Integrative Transcriptomic and Machine Learning Analysis of ecDNA-Associated Features for Studying Chemotherapy Resistance in TNBC

Extrachromosomal DNA (ecDNA) has emerged as a critical mediator of oncogene amplification and transcriptional dynamics in aggressive cancers, yet its contribution to chemotherapy resistance in vivo remains incompletely understood. This study investigates the contribution of ecDNA-associated molecular features to predictive chemotherapy resistance in TNBC. We analyzed RNA-seq data from 4T1 TNBC cells and 4T1 bulk tumors at different growth stages (1-, 3-, and 6-week) to identify differentially expressed ecDNA alterations. We then utilized molecular docking tools to predict ecDNA protein-drug interactions and employed machine learning (ML) models to predict ecDNA-associated therapeutic resistance. Our results revealed changes in global gene expression, including expression of ecDNA-associated genes, that continued over time, with significant molecular remodeling observed at six weeks.

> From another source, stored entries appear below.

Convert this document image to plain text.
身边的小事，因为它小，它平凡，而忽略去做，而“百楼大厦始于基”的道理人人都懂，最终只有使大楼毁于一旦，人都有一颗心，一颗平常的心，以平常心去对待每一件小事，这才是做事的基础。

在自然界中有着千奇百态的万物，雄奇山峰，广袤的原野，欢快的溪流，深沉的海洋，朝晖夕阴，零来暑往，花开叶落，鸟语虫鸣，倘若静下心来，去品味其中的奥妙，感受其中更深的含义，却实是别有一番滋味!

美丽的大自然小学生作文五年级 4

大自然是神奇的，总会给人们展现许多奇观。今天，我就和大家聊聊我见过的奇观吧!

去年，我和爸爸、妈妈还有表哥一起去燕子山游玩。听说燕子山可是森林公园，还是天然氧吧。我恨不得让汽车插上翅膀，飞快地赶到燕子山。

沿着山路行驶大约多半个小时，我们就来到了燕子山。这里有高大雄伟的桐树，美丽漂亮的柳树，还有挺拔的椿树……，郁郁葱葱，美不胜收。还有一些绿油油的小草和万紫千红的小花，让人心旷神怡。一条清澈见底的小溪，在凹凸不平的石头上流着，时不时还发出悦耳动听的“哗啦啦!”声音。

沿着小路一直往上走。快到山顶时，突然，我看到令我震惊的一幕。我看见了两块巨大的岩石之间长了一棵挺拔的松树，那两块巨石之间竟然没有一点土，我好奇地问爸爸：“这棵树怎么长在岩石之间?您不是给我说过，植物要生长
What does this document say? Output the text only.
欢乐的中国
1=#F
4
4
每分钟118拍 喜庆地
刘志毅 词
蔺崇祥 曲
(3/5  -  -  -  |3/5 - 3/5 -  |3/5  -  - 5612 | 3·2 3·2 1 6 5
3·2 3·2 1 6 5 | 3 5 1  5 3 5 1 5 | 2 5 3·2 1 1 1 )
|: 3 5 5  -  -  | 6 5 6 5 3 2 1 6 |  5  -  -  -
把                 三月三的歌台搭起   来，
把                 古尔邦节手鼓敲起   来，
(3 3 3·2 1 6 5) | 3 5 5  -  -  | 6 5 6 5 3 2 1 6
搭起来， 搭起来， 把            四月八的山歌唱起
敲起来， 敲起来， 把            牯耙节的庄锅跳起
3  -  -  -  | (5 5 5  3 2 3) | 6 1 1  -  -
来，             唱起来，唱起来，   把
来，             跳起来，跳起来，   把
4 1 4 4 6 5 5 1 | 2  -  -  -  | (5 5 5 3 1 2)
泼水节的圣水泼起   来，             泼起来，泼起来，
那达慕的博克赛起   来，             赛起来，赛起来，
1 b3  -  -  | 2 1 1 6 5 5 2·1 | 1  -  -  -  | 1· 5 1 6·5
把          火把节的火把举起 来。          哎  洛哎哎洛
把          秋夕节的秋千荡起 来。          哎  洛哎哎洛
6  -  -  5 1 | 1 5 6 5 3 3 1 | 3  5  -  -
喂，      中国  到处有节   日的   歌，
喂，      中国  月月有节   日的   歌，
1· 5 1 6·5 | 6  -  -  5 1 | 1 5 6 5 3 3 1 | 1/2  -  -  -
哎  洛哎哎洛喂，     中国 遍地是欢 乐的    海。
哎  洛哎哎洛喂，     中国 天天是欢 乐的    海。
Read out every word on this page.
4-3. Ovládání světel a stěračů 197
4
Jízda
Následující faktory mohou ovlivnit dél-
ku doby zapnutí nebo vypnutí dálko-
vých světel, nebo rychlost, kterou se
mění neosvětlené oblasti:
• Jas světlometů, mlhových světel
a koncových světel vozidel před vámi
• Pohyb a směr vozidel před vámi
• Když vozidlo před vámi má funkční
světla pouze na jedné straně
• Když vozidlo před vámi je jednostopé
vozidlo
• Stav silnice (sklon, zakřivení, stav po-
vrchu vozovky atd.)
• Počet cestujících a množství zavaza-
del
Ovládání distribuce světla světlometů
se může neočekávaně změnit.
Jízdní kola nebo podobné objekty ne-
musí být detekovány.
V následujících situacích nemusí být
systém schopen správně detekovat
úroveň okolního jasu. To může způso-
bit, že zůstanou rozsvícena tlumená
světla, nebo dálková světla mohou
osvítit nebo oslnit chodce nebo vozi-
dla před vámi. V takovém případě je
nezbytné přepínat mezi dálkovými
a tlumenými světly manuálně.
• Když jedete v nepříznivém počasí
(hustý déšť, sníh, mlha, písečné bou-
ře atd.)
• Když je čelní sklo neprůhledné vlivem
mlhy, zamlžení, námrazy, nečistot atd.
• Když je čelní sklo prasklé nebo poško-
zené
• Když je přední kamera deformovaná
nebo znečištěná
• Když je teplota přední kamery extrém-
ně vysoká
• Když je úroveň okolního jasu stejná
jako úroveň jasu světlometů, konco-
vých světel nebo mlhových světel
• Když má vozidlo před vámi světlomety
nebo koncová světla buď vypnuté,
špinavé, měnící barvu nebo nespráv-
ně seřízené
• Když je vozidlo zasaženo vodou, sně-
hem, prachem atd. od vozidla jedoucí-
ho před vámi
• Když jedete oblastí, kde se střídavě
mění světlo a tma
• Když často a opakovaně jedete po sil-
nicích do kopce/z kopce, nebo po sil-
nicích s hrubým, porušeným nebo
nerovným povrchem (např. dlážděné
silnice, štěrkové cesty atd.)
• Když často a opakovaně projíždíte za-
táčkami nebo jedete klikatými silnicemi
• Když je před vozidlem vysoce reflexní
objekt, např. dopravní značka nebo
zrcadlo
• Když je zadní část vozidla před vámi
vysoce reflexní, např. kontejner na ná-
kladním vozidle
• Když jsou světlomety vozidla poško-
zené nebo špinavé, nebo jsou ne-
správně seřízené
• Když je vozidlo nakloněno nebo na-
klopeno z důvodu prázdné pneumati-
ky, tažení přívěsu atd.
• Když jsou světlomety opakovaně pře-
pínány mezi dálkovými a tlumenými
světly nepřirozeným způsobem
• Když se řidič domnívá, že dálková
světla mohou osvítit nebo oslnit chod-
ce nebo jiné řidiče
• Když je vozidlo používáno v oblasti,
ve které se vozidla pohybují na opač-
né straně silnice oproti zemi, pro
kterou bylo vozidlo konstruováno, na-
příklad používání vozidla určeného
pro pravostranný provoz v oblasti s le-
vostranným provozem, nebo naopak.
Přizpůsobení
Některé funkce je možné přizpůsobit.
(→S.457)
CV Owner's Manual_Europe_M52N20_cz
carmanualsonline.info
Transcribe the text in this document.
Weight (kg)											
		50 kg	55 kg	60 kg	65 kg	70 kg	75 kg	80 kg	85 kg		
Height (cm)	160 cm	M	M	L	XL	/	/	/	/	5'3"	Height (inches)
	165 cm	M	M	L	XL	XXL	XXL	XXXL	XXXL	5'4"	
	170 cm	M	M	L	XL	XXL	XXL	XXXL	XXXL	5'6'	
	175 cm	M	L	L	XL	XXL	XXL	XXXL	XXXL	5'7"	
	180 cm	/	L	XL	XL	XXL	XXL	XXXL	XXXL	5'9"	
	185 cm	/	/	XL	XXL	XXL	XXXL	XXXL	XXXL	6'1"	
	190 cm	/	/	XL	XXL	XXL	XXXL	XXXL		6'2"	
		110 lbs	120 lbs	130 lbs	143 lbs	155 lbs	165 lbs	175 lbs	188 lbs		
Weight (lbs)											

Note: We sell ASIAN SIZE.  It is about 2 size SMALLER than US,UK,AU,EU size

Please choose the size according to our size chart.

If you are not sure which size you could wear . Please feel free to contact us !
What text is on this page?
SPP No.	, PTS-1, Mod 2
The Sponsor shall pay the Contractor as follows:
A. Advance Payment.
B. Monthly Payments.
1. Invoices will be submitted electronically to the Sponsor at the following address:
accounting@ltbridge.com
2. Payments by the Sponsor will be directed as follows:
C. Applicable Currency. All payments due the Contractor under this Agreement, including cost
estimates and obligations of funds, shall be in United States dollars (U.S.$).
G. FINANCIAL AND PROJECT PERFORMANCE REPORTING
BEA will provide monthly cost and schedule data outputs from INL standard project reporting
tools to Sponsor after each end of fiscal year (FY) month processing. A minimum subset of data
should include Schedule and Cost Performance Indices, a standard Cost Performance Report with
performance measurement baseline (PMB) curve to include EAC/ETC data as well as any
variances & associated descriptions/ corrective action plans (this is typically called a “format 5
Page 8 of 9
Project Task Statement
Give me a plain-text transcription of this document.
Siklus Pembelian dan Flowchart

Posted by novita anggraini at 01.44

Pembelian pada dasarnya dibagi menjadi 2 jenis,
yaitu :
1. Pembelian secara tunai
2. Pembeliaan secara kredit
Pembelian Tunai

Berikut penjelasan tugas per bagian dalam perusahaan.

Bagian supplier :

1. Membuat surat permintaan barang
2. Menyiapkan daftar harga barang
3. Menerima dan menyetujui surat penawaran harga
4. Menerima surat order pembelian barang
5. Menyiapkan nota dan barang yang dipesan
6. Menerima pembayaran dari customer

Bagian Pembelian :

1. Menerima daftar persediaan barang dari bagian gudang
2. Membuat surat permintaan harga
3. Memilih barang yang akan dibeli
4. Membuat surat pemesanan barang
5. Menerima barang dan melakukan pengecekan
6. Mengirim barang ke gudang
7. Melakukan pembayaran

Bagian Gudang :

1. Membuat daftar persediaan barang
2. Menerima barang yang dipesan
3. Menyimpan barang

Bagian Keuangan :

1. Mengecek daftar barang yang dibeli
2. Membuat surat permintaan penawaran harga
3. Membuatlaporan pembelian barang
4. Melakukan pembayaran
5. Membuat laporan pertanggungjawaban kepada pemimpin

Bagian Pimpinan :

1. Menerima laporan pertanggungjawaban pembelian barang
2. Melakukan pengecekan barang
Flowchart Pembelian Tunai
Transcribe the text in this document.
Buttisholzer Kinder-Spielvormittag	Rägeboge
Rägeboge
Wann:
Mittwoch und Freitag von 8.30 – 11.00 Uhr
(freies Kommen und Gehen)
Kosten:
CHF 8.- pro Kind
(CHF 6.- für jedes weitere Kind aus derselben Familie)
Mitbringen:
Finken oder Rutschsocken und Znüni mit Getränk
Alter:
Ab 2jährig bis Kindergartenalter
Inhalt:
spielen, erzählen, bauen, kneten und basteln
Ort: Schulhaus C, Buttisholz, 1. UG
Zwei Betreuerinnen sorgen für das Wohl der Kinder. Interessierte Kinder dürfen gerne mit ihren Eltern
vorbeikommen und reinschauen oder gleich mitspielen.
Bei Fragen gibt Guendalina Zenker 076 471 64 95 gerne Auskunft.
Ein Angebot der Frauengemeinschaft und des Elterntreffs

Additionally, we found gradual accumulation of mutations in ecDNA genes, which may have contributed to reduced drug binding affinity, indicating potential resistance. ML models generated stable, high-confidence classifications of resistant phenotypes, consistently identifying ecDNA burden and prevalence as dominant predictive features of drug resistance. Drug specific predictions further highlighted elevated resistance probabilities for paclitaxel and doxorubicin, whereas hydroxyurea, which depletes ecDNA, showed reduced resistance probabilities, indicating potential roles of ecDNA in chemoresistance. This study provides new insights into temporal remodeling of ecDNA within TNBC tumors over time and their potential association with drug resistance.